For starters, Prabhas — despite that towering physicality — seems quite a misfit in the role of Raghav/ Ram. Truth be told, there is hardly a scene in Adipurush, save for a moment or two in the ridiculously long-drawn climax, in which the actor seems to be even vaguely interested in inhabiting the part. The voice isn't his (after Bahubali, Sharad Kelkar dubs for him again) and Prabhas, let down by a character which makes him alternate between spouting spiel and inexplicably levitating, bow and arrow in hand, just doesn't get into the groove.

With the central character so wobbly, it is expected that Adipurush will be weak. What it also turns out to be is a long-winded joke. Characters speak in colloquial Mumbaiyya, Raavan's 10 heads have 'conversations' among themselves, Lanka, guarded by orcs and vampires, is degraded to a bargain-basement version of Gotham, and Saif Ali Khan features in what is probably his worst role in recent memory.

Saif's Lankesh/ Raavan is demonised to the point of becoming a caricature. Looking more like a missing member of a Norwegian punk metal band, Lankesh is bizarrely buffed-up (this one is definitely more than a 56-inch chest), walks with a swagger that ends up looking more like a limp, rides a monstrous dragon-like creature that snarls more than he does and getting massaged by a bunch of pythons is his idea of a rest day. Saif, otherwise a fine actor, can sportingly take a joke, but Adipurush is clearly a cruel one which he seems to have been thrust into with no way out.

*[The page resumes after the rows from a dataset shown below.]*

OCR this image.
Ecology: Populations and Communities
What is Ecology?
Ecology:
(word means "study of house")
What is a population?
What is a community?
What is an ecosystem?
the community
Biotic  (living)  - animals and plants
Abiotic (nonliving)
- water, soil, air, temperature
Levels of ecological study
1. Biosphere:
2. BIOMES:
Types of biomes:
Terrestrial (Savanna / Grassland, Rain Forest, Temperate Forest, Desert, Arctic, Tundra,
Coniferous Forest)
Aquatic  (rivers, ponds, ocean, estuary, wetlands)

And yet, Lankesh is not the worst bit in Adipurush. The eye-watering visual effects, which come into play almost immediately after the opening credits dispense off with the backstory of Raghav, Janki/Sita and Shesh/Lakshman being exiled to the forest for 14 years, hit the audience thick and fast, leaving no room for emotional depth or story build-up. In fact, all of Adipurush feels like a live-action comic book, but one which is executed very, very sloppily. The only redeeming feature is Ajay-Atul's music.

With computer graphics becoming Adipurush's only available crutch, every visual is cranked up with little rhyme or reason. Shesh being revived from the dead by a ritual using the famed sanjeevani booti is framed like some sort of paranormal activity. Sunny Singh — Titu of Sonu Ke Titu Ki Sweety — looks just as inert when he is alive. Lankesh's son Meghnad/ Indrajit (Vatsal Sheth) sports tattoos and dreadlocks and when lighting up Hanuman's (played by Devdutta Nage) tail, tells him: "Jali na... jiski jalti hai woh hi jaanta hain...." Hanuman's retort: "Kapda tere baap ka. Tel tere baap ka. Aag bhi tere baap ki. Toh jalegi bhi tere baap ki." We are all for rebranding and relevance, but these kinds of lines are completely out of sync in a film like this. In another scene, a character walks in and reprimands another with: "Tere bua ka bageecha hai jo ghumne chala aaya? Ab main tujhe dhounga".

In their first meeting, Shesh and Hanuman play a few knock-knock kind of jokes that would make Sara Ali Khan proud. Kriti Sanon as Janki has a perpetual deer-in-the-headlights expression. She was probably the only one who gauged what a disaster Adipurush was going to be. We should have been warned.